Saturday, 25 April 2009

THE GOOD GIRL (dir: Miguel Arteta)

THE GOOD GIRL (dir: Miguel Arteta)

As a recorded display of small town boredom this is one of the best examples in recent memory. The movie came to me at a particularly troublesome time in my own life and as a result many of themes resonated with me in a very strong way.

On my first night in California during a hell fortnight of a holiday my hosts took me to Tower Records to rent out a movie to keep me occupied during the following daytime and it was The Good Girl that leapt out and ended being the movie we rented. So as a result the first time I ever saw this morning was upon awakening in a strange place in Sacramento in a very lost place mind wise.

Of the Friends crew it has always been Jennifer Aniston that has proved most talented and of most worth (followed by Lisa Kudrow) and in this role again grain she really blossoms as a character (Justine) far removed from Rachel Green.

In my own example the movie came to me at a time where I found myself bored at work and attracted to an older lady at work myself. She was also bored and in the midst of divorce displaying similar sorts of wandering thoughts as Aniston in this movie. On the day the film was released on DVD in England I bought it from Asda and wholeheartedly recommended it to the lady in the hope of displaying some kind of depth and understanding of our respective situations and boredom.

As much as I hate to admit it I can associate with the Jake Gyllenhaal character with his delusions of grandeur in regarding himself a writer and a victim of circumstances and the world around him. Even though the drive and energy of such a character is to be admired (to a degree) his ultimate fate represents the inevitable consequences of a person distracted and not playing the game. In a strange way this is pretty close to how I eventually found myself losing my job through my blog (on a much smaller degree/level obviously).

The character of Holden/Tom played by Jake Gyllenhaal represents not for the first time in history a person being lead astray by Holden Caulfield but at the same time one being counseled and indulged in their dysfunction. Again this is something I have come to experience in my real life. Personally I have never been able to pull off the Holden Caulfield personality but I have witnessed first hand a person nanny a Holden Caulfield type through being troubled but more sweet and needy. Without these talents and traits all I can do is continue to try and write my own version of The Catcher In The Rye.

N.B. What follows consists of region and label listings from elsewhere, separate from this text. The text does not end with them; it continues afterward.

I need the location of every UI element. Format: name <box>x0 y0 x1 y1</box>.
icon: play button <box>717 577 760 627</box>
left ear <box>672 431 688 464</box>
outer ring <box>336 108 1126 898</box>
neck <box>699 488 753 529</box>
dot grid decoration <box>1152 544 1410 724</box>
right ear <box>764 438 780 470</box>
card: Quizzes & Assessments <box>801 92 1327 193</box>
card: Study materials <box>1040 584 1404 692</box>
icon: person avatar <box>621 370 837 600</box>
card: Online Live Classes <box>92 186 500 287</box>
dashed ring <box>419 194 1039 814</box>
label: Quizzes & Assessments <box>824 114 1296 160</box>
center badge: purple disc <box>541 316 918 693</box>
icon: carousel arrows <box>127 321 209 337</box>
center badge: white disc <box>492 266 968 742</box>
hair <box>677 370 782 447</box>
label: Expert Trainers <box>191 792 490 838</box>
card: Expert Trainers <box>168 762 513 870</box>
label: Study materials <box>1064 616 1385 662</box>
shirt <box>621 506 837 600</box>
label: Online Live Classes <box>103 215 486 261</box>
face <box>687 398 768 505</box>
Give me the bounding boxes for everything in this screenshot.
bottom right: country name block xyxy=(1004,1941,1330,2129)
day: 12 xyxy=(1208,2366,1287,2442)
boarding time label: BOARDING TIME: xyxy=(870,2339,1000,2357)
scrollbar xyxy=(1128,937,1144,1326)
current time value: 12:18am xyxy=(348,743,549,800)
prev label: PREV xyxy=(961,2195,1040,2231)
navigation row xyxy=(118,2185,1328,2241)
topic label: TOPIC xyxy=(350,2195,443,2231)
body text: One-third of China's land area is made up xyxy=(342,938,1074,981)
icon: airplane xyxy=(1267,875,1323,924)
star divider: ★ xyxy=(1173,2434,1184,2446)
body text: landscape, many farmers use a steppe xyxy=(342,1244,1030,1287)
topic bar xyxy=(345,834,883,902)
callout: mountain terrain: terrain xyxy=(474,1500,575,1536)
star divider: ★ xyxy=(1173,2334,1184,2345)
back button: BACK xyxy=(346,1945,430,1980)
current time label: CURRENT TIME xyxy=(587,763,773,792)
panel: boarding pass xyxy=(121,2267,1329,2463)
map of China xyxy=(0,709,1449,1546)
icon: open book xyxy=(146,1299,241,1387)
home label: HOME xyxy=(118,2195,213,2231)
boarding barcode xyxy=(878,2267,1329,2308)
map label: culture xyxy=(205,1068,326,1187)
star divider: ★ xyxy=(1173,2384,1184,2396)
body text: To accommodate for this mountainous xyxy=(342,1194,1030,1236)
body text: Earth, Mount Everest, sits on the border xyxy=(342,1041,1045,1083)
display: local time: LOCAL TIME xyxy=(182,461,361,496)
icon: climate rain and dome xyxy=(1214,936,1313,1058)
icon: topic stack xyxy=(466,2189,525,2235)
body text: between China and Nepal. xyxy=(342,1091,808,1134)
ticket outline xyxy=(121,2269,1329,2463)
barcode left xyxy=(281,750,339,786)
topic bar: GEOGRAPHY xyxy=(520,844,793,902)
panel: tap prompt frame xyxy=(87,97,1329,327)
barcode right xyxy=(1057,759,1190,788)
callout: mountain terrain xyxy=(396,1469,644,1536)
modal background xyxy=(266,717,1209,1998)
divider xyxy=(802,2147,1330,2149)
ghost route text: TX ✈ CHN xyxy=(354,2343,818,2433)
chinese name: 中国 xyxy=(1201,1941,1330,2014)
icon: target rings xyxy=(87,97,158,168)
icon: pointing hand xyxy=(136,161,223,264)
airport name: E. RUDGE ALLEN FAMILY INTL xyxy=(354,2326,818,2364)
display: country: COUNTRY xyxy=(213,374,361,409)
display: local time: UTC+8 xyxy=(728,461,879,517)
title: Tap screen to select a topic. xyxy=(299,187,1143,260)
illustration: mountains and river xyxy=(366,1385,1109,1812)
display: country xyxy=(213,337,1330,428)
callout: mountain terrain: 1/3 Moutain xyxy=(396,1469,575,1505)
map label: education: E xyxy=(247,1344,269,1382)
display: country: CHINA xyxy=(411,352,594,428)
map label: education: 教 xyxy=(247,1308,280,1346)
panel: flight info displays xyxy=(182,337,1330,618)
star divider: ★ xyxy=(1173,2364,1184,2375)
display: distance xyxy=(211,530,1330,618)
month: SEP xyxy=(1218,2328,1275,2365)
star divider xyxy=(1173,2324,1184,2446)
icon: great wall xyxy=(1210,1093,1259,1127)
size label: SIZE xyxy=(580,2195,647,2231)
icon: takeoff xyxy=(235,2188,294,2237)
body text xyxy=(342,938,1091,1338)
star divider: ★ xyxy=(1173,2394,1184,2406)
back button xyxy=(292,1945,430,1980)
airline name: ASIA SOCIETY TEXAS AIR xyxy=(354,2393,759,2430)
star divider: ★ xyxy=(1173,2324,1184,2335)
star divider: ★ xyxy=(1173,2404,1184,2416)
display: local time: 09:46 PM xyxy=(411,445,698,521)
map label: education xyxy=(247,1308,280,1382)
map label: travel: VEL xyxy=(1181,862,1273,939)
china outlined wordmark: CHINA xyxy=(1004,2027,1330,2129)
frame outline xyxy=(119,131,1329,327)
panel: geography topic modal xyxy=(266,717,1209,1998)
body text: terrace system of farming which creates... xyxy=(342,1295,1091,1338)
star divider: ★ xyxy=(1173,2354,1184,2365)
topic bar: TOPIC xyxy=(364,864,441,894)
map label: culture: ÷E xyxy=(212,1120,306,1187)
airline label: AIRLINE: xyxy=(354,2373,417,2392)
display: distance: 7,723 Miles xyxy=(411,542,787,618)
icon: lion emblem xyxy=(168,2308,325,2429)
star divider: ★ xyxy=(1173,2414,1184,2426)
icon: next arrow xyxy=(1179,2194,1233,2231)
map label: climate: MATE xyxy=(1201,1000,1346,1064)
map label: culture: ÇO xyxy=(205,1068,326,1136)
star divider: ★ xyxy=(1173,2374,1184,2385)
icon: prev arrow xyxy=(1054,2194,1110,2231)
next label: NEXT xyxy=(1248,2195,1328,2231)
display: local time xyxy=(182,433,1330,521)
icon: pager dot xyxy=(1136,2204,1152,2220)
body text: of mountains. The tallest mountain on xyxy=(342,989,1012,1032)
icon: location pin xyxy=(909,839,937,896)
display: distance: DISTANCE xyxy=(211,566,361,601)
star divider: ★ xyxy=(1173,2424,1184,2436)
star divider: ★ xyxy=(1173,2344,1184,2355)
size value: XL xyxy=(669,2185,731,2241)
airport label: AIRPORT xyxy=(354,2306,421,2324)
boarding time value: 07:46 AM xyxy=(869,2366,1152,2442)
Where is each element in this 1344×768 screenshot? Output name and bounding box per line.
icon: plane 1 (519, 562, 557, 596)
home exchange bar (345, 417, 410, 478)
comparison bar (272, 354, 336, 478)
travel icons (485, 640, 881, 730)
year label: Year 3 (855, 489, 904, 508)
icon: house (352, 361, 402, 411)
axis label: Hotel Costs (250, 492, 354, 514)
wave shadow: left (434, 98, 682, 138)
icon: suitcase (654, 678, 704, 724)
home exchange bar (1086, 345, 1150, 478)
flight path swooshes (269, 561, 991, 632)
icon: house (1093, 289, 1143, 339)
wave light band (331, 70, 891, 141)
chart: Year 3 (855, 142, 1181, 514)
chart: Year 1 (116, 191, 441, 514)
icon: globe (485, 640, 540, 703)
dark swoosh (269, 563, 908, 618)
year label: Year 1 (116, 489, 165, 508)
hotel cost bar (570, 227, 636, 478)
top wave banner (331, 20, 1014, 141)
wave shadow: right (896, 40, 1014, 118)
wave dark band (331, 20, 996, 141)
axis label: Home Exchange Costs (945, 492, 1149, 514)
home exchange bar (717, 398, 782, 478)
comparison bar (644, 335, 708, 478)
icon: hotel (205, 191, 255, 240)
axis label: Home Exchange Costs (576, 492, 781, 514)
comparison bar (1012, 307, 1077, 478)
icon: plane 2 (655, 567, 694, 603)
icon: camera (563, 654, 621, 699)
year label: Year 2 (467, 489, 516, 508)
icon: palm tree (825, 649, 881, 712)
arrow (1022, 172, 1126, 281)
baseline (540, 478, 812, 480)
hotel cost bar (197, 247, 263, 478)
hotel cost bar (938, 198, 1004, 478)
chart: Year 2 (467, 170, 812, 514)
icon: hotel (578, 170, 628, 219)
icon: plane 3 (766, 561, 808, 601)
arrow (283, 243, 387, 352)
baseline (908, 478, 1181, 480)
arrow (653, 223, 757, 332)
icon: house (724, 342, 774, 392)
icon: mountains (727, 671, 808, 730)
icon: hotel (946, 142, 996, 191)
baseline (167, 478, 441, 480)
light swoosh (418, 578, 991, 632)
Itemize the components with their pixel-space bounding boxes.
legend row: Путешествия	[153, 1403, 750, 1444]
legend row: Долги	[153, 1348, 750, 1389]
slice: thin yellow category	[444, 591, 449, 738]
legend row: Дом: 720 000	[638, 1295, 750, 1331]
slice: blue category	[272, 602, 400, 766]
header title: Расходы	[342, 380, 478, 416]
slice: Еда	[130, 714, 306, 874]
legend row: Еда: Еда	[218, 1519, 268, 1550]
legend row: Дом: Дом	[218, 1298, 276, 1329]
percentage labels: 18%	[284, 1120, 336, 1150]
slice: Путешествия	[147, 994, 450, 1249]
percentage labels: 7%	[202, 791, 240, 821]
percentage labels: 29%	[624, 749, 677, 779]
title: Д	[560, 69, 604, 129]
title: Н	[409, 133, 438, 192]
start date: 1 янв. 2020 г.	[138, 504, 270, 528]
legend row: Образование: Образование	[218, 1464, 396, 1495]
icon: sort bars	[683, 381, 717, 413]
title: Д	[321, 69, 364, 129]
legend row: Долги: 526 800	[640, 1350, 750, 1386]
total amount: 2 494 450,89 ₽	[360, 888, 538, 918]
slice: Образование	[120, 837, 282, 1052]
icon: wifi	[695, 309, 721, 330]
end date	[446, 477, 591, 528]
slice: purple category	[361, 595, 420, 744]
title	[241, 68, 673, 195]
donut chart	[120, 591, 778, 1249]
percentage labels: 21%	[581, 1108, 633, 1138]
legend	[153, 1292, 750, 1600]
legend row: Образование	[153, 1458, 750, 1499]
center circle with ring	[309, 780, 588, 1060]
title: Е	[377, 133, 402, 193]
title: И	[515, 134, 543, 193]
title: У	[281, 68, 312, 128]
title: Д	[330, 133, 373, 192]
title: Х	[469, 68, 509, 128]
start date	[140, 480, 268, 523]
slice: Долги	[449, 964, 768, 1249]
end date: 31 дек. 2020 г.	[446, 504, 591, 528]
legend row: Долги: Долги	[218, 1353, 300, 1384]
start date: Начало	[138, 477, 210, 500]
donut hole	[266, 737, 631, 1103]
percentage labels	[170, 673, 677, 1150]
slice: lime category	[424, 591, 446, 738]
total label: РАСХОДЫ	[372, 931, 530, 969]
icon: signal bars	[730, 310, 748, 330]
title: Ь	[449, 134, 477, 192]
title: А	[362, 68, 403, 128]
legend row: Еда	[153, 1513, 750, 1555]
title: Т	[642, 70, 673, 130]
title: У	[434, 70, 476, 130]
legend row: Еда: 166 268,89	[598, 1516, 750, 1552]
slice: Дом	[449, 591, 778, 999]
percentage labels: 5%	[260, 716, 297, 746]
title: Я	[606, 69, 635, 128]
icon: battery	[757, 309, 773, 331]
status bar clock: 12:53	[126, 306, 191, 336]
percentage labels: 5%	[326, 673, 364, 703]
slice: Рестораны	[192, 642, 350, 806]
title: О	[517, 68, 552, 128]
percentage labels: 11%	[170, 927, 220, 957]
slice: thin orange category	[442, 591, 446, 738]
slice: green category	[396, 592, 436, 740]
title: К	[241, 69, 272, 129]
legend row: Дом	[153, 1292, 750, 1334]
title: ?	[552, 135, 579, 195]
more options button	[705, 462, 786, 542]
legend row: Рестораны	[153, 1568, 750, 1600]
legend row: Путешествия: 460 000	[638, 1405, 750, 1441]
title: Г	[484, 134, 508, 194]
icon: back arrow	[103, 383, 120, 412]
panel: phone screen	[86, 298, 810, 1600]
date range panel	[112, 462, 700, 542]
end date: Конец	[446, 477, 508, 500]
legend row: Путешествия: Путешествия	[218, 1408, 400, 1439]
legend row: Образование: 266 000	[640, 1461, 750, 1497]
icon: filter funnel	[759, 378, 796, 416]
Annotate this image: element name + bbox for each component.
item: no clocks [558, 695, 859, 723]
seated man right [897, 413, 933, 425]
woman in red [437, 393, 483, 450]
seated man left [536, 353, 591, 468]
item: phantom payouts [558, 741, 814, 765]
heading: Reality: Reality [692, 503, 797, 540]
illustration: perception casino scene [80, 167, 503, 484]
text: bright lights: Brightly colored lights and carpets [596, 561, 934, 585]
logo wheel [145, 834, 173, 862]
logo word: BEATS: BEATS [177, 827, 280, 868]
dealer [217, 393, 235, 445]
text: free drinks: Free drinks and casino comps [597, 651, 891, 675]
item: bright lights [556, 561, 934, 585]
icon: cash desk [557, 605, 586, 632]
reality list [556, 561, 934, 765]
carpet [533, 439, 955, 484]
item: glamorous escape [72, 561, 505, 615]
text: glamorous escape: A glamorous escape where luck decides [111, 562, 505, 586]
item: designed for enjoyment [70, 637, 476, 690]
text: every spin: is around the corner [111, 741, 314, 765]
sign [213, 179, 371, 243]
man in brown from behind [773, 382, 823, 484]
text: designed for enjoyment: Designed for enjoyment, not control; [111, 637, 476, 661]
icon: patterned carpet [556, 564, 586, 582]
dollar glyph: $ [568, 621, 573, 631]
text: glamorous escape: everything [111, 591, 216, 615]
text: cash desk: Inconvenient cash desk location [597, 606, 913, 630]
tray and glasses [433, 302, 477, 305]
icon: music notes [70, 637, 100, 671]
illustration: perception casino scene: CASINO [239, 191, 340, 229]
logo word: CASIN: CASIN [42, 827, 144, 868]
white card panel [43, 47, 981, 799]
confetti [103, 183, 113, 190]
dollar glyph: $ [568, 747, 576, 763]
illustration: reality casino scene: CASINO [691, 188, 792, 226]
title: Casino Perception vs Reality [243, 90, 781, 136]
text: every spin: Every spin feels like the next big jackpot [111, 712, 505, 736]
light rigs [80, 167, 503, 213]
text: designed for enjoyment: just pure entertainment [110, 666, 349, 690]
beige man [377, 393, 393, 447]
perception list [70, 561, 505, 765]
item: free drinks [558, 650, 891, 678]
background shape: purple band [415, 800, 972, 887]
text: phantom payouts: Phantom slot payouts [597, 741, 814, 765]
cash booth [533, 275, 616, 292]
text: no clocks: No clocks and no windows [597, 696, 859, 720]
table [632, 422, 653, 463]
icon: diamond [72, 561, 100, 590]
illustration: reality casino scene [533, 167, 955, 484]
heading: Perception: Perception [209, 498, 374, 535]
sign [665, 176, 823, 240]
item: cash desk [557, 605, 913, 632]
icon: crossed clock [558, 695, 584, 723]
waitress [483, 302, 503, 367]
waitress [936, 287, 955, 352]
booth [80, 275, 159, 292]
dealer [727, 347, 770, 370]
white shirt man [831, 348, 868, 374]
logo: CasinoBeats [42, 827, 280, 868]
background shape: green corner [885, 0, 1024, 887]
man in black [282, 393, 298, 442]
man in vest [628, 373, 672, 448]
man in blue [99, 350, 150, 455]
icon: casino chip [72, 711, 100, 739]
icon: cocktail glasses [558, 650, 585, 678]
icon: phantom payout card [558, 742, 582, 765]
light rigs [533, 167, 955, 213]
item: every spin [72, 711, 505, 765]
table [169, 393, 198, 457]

In contrast to the dysfunction is her husband Phil played by John C. Reilly acting as a stoner stuck in his own working class/blue collar rut but who is fortunately (for him) numbed to this degree of reality. As a result he represents some kind of constant and rock despite on the surface of things being more of a fuck up and criticized for being so.

Additionally in support Zooey Deschanel provides a great comedic character encompassing the personification of small-town cynicism and boredom, an individual destined to repeat the errors of Justine and Holden if she remains working at the supermarket. Likewise the writer of the movie Mike White plays a horribly stunted supermarket security guard who is supposedly accidentally tragic and humorous by mistake/error.

As the movie draws to a culmination/conclusion it is striking how the Phil character played by John C. Reilly emerges as perhaps the balanced of individuals who on the surface lives in a world of denial but ultimately appears aware of his circumstances but chooses to utilize a positive outlook in order to just survive and ultimately as the movie closes he and Justine make their strongest step towards maturity, a strong future and happiness. In a way this conclusion appears something of a compromise to the couple’s needs but ultimately it is very reflective of how life is.

This movie came perfectly timed and perfectly pitched when presented to myself as a 25 year old.